ASIC must improve their transparency, accountability, and performance. ASIC have broad powers but have complained that they lack the resources for an admittedly complex and challenging task. Difficulty doesn't justify poor transparency or poor communication though.
We, as Australians, must demand more of our corporate police; our white collar watchdogs.
Corporate Crime/White-collar crime affects all Australians. It is typically much harder and more expensive to prosecute (defendants are typically well resourced and sophisticated.)
Sadly, a litany of examples of ASIC failing Australians are available. Two egregious examples of areas where ASIC must improve their lack of any published action, investigations, or otherwise are:
1. The Australian Financial Industry:
The 2019 Banking Royal Commission’s final report revealed widespread misconduct and blatant illegality in the financial services industry. This raised legitimate questions of whether ASIC was asleep on the job or was, as some have claimed, the watchdog that no-one fears.

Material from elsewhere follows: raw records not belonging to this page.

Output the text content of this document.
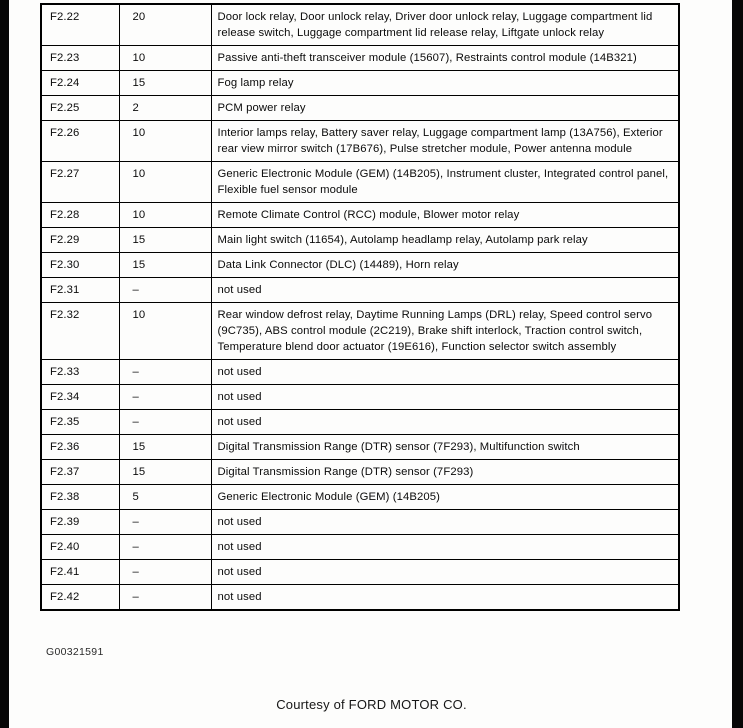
F2.22	20	Door lock relay, Door unlock relay, Driver door unlock relay, Luggage compartment lid release switch, Luggage compartment lid release relay, Liftgate unlock relay
F2.23	10	Passive anti-theft transceiver module (15607), Restraints control module (14B321)
F2.24	15	Fog lamp relay
F2.25	2	PCM power relay
F2.26	10	Interior lamps relay, Battery saver relay, Luggage compartment lamp (13A756), Exterior rear view mirror switch (17B676), Pulse stretcher module, Power antenna module
F2.27	10	Generic Electronic Module (GEM) (14B205), Instrument cluster, Integrated control panel, Flexible fuel sensor module
F2.28	10	Remote Climate Control (RCC) module, Blower motor relay
F2.29	15	Main light switch (11654), Autolamp headlamp relay, Autolamp park relay
F2.30	15	Data Link Connector (DLC) (14489), Horn relay
F2.31	–	not used
F2.32	10	Rear window defrost relay, Daytime Running Lamps (DRL) relay, Speed control servo (9C735), ABS control module (2C219), Brake shift interlock, Traction control switch, Temperature blend door actuator (19E616), Function selector switch assembly
F2.33	–	not used
F2.34	–	not used
F2.35	–	not used
F2.36	15	Digital Transmission Range (DTR) sensor (7F293), Multifunction switch
F2.37	15	Digital Transmission Range (DTR) sensor (7F293)
F2.38	5	Generic Electronic Module (GEM) (14B205)
F2.39	–	not used
F2.40	–	not used
F2.41	–	not used
F2.42	–	not used
G00321591
Courtesy of FORD MOTOR CO.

2. The collapse of Dick Smith Electronics:
As of 4 May 2019, ASIC have not published that they have taken any action in the collapse of Australia's oldest electronics retailer - Dick Smith Holdings 'DSH' - over three years ago on 4 January 2016.
On 18 August 2015, DSH announced the results of the previous financial year. About $1.3 billion in sales and $43.4 million in profit; both numbers increased from the year prior. DSH predicted profit for the following year of about $45 million - later reducing this to about $40 million 28 October 2015 whilst stating that 'the DSH balance sheet remained strong.'The DSH CEO had been paid $4.1 million and the DSH CFO $2.1 million in the two years prior.
About two months later (4 January 2016), DSH announced they couldn't pay their debts (voluntary administration.) Over 3,000 DSH employees lost their jobs, DSH was liquidated yet hundreds of millions are still owed to creditors.That year, DSH had paid millions in dividends (supposedly 'spare' profits) which had personally benefited the CEO about another $3 million and the CFO about another $150,000.
The circumstances above require scrutiny. At a minimum, the following alleged breaches of the Australian Corporations Act should have been (and still should be) investigated:
A. Failure to abide by continuous disclosure obligations, s 674(2) and ASX listing rule 3.1;
B. Dishonesty, s 1041G CA;
C. Inducing persons to deal s 1041F CA;
D. Misleading and Deceptive conduct s 1041H CA, s 1041E CA;
E. Breach of directors’ duties, ss 180(1), ss 181(1) CA; and
F. Insolvent trading, s 588G CA.
Plus, breaches of the Australian Consumer Law and the Australian Securities and Investments Commission Act 2001 (Cth) for the above and unconscionable conduct s 12GF are also alleged.
I also add that, without transparency, it is difficult to properly understand if ASIC are effectively using the resources that they have.